"At last my uncle spoke to me. `My nephew,' said he, 'why are you travelling without a bow and arrow? how can you provide yourself with food when you have no means of killing game? When my home was on the Mississippi, the warriors of the Dahcotahs were never without their bows and arrows—either to secure their food or to strike to the hearts of their enemies.'
"I then remembered that I had been travelling without my bow and arrows. `But where,' said I to my uncle, `where are the spirits of my forefathers? where is my brother who fell under the tomahawk of his enemy? where is my sister who threw herself into the power of Unktahe, rather than to live and see her rival the wife of the Sun? where are the spirits of the Dahcotah braves whose deeds are still told from father to son among us?'
"'The Dahcotah braves are still watching for their enemies—the hunters are bringing in the deer and the buffalo—our women are planting corn and tanning deer-skin. But you will not now see them; your step is firm and your eye is bright; you must return to earth, and when your limbs are feeble, when your eye is dim, then will you return and find your home in the city of spirits.'
"So saying, he arose and gave me a bow and arrow. I took it, and while trying it I left the house; but how I do not know.

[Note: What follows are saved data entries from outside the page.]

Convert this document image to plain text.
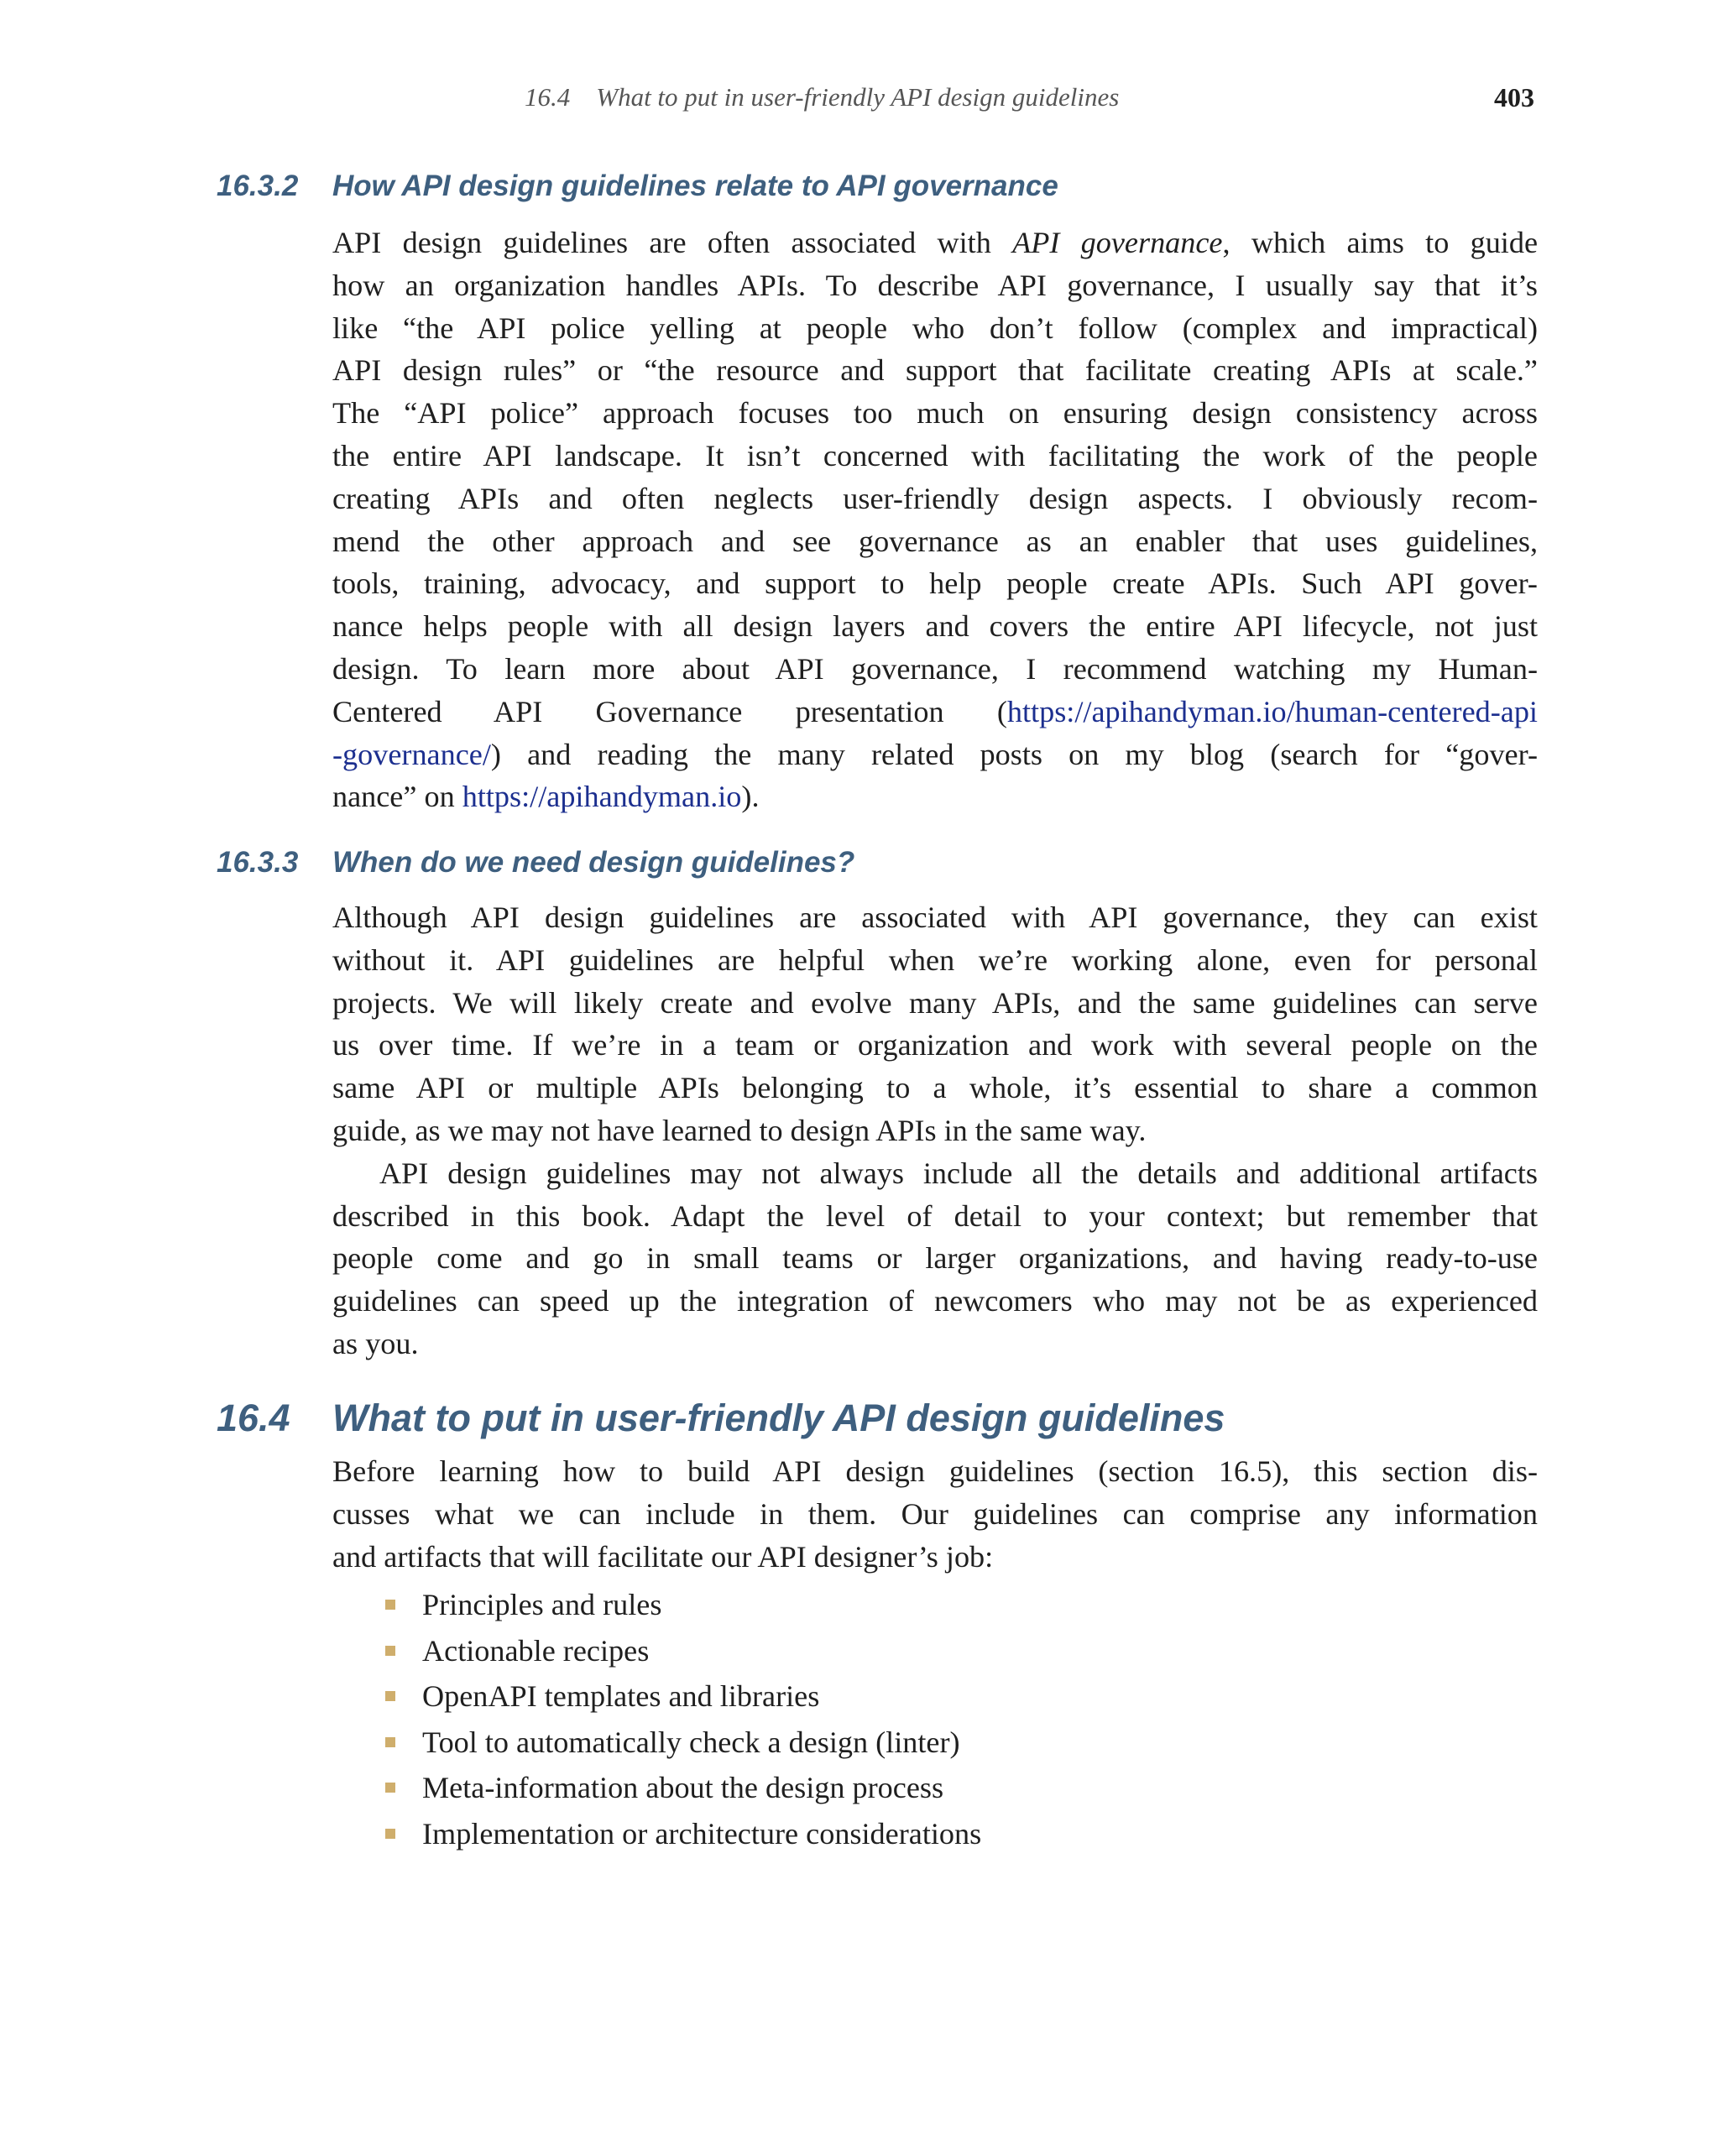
16.4 What to put in user-friendly API design guidelines	403
16.3.2 How API design guidelines relate to API governance
API design guidelines are often associated with API governance, which aims to guide
how an organization handles APIs. To describe API governance, I usually say that it’s
like “the API police yelling at people who don’t follow (complex and impractical)
API design rules” or “the resource and support that facilitate creating APIs at scale.”
The “API police” approach focuses too much on ensuring design consistency across
the entire API landscape. It isn’t concerned with facilitating the work of the people
creating APIs and often neglects user-friendly design aspects. I obviously recom-
mend the other approach and see governance as an enabler that uses guidelines,
tools, training, advocacy, and support to help people create APIs. Such API gover-
nance helps people with all design layers and covers the entire API lifecycle, not just
design. To learn more about API governance, I recommend watching my Human-
Centered API Governance presentation (https://apihandyman.io/human-centered-api
-governance/) and reading the many related posts on my blog (search for “gover-
nance” on https://apihandyman.io).
16.3.3 When do we need design guidelines?
Although API design guidelines are associated with API governance, they can exist
without it. API guidelines are helpful when we’re working alone, even for personal
projects. We will likely create and evolve many APIs, and the same guidelines can serve
us over time. If we’re in a team or organization and work with several people on the
same API or multiple APIs belonging to a whole, it’s essential to share a common
guide, as we may not have learned to design APIs in the same way.
API design guidelines may not always include all the details and additional artifacts
described in this book. Adapt the level of detail to your context; but remember that
people come and go in small teams or larger organizations, and having ready-to-use
guidelines can speed up the integration of newcomers who may not be as experienced
as you.
16.4 What to put in user-friendly API design guidelines
Before learning how to build API design guidelines (section 16.5), this section dis-
cusses what we can include in them. Our guidelines can comprise any information
and artifacts that will facilitate our API designer’s job:
Principles and rules
Actionable recipes
OpenAPI templates and libraries
Tool to automatically check a design (linter)
Meta-information about the design process
Implementation or architecture considerations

"The next thing that I remember was being seated on the top of the cliffs of Eagle's Nest, below Lake Pepin. I heard a sound, and soon distinguished my mother's voice; she was weeping. I knew that she was bending over my body. I could see her as she cut off her hair, and I felt sad when I heard her cry, 'My son! my son!' Then I recollect being on the top of the half-side mountain on Lake Pepin. Afterwards I was on the mountain near Red Wing's village, and again I stood on a rock, on a point of land near where the waters of the Mississippi and St. Peter's meet, on the 'Maiden's Jumping Rock;' [Footnote: Near Fort Snelling is a high rock called the Maiden's Jumping Rock; where formerly the Dahcotah girls used to jump for amusement, a distance of many feet from the top to the ground.] here I recovered my right mind."

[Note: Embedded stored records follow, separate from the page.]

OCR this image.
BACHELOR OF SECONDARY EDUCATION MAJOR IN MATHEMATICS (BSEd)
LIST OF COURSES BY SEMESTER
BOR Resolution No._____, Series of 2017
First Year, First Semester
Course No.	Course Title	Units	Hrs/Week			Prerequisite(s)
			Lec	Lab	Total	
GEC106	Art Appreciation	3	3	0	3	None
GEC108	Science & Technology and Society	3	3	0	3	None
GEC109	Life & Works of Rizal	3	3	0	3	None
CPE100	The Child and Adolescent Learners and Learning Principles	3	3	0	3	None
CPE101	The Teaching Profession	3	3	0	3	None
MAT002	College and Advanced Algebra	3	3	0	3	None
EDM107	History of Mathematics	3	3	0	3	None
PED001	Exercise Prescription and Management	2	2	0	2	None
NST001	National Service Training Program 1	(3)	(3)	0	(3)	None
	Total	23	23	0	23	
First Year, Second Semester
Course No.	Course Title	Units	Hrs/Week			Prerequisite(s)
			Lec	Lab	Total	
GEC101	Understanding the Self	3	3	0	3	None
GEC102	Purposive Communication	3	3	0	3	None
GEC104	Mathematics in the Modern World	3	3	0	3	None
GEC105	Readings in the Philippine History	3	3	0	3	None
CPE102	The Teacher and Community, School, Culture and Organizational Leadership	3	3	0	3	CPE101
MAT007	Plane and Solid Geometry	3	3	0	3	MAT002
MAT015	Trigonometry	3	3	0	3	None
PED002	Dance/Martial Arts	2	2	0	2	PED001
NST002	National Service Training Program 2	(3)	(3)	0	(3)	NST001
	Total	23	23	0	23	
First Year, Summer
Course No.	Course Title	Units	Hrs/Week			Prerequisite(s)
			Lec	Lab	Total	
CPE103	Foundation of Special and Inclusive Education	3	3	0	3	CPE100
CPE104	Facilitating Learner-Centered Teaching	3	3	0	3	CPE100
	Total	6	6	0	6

The daughter of Ahaktah says that her father retained the "wahkun" bow and arrow that was given him by his uncle, and that he was always successful in hunting or in war; that he enjoyed fine health, and lived to be a very old man; and she is living now to tell the story.
OECHE-MONESAH;
THE WANDERER.
* * * * *
Chaskè was tired of living in the village, where the young men, finding plenty of small game to support life, and yielding to the languor and indolence produced by a summer's sun, played at checker's, or drank, or slept, from morn till night, and seemed to forget that they were the greatest warriors and hunters in the world. This did very well for a time; but, as I said, Chaskè got tired of it. So he determined to go on a long journey, where he might meet with some adventures.